Daily analysis of major pairs for June 11, 2014

EUR/USD: This is a bear market – it has been so for several weeks. The price successfully challenged the market line at 1.3550 and closed below it. What remains is for the price to go towards the support line at 1.3500. This support line was almost tested last week: it might be tested this week.

USD/CHF: The USD/CHF tested the resistance level at 0.9000 last week. It has also tested it this week, and it is expected to break the resistance level to the upside so that the uptrend can continue.  The resistance level is a great psychological area, but the price has to close above it and trend further upwards; otherwise a reversal is imminent.

GBP/USD:  Because of the failure to go further upwards, and because of the failure to maintain its position above the distribution territory at 1.6800, the price has dived below the distribution territory. It has tested the accumulation territory at 1.6750, which has a high probability of being breached to the downside. The probability is high as a result of the presence of the Bearish Confirmation Pattern in the chart.

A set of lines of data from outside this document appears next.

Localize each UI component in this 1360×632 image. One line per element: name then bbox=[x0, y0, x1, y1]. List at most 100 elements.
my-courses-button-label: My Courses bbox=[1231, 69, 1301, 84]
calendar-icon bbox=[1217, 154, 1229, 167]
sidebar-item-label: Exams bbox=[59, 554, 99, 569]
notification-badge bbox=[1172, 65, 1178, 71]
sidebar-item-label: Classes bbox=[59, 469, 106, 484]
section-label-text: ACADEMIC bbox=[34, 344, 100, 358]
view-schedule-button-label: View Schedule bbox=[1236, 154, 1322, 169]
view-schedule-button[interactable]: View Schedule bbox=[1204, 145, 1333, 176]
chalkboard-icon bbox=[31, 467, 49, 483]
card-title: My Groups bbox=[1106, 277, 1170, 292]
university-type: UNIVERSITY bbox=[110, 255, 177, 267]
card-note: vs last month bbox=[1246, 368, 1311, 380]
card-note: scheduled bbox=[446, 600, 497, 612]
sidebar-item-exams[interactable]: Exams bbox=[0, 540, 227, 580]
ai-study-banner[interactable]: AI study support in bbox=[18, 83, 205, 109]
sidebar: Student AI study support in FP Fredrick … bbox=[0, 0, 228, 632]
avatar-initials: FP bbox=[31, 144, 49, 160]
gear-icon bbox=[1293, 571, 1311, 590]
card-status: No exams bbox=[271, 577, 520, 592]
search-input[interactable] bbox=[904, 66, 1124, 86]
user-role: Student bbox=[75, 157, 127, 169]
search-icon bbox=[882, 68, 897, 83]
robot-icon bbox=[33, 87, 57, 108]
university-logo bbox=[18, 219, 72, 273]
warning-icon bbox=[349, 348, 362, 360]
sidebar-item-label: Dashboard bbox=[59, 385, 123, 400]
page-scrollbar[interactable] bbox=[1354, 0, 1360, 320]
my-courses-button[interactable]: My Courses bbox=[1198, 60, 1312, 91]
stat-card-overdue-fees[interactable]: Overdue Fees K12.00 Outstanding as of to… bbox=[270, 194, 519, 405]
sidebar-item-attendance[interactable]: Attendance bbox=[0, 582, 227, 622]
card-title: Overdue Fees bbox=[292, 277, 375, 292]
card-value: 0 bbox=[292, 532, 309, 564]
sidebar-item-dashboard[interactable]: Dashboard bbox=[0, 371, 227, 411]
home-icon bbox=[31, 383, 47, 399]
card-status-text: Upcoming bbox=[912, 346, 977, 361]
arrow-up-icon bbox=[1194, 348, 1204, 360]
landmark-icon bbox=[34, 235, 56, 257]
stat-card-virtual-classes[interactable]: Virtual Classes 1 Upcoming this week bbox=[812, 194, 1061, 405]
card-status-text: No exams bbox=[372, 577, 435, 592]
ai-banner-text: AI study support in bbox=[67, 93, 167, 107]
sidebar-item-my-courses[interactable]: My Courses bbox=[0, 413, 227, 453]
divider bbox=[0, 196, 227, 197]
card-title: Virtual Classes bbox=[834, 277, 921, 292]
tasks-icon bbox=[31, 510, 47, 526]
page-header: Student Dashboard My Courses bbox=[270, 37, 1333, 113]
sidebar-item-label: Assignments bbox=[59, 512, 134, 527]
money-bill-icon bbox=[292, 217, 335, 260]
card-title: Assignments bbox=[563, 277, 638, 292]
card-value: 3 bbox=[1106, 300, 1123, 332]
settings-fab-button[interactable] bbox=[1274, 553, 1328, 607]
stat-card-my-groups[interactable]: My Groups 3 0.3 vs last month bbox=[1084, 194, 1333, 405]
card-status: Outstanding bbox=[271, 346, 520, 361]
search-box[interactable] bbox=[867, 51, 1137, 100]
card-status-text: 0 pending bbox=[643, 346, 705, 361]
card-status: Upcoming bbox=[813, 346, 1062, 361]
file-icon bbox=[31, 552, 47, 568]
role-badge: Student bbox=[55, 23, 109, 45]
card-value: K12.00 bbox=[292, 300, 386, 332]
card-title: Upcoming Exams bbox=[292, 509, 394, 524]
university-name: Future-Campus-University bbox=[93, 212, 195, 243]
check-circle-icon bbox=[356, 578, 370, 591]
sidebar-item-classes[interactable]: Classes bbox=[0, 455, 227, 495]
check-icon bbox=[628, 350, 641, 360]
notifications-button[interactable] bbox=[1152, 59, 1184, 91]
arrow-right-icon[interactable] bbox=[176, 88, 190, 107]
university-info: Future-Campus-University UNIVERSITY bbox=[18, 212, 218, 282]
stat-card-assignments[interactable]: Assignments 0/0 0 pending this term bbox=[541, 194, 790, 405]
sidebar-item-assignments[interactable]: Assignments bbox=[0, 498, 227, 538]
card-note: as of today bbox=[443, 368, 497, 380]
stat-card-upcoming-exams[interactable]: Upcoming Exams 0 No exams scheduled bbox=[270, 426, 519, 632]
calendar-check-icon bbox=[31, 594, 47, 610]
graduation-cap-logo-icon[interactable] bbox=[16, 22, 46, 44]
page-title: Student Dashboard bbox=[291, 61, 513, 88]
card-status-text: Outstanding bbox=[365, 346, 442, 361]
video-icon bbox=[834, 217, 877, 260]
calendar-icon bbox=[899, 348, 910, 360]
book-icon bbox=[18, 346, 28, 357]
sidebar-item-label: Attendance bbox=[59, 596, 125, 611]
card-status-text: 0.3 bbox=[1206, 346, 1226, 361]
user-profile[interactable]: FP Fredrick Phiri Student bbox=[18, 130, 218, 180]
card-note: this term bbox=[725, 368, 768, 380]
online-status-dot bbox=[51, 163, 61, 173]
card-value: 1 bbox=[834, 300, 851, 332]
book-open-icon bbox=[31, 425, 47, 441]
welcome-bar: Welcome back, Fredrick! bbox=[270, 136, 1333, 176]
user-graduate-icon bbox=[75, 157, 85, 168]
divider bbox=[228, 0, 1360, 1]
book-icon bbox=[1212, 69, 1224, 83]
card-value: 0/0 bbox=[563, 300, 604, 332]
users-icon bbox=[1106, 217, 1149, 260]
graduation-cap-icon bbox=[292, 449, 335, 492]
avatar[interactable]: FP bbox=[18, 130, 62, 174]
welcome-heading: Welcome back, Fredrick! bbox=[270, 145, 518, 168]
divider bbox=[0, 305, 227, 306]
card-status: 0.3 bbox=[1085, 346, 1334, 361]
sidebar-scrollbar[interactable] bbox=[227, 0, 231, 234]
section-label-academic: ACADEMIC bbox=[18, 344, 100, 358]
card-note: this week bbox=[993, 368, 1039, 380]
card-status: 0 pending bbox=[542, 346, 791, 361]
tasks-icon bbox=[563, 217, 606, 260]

USD/JPY:  The bullish bias on this currency trading instrument is precarious. There is a threat on it, for the RSI period 14 is under the level 50. When the price breaks below the demand level at 102.00, the bullish bias would have been rendered useless. Otherwise, the price would go upwards and the RSI period 14 would revert above the level 50.

EUR/JPY:  There is already a clean ‘sell’ signal in this market. The EMA 11 has crossed the EMA 56 to the downside, and the RSI period 14 has gone below the level 50. The price should go further downwards below the demand zone at 138.50.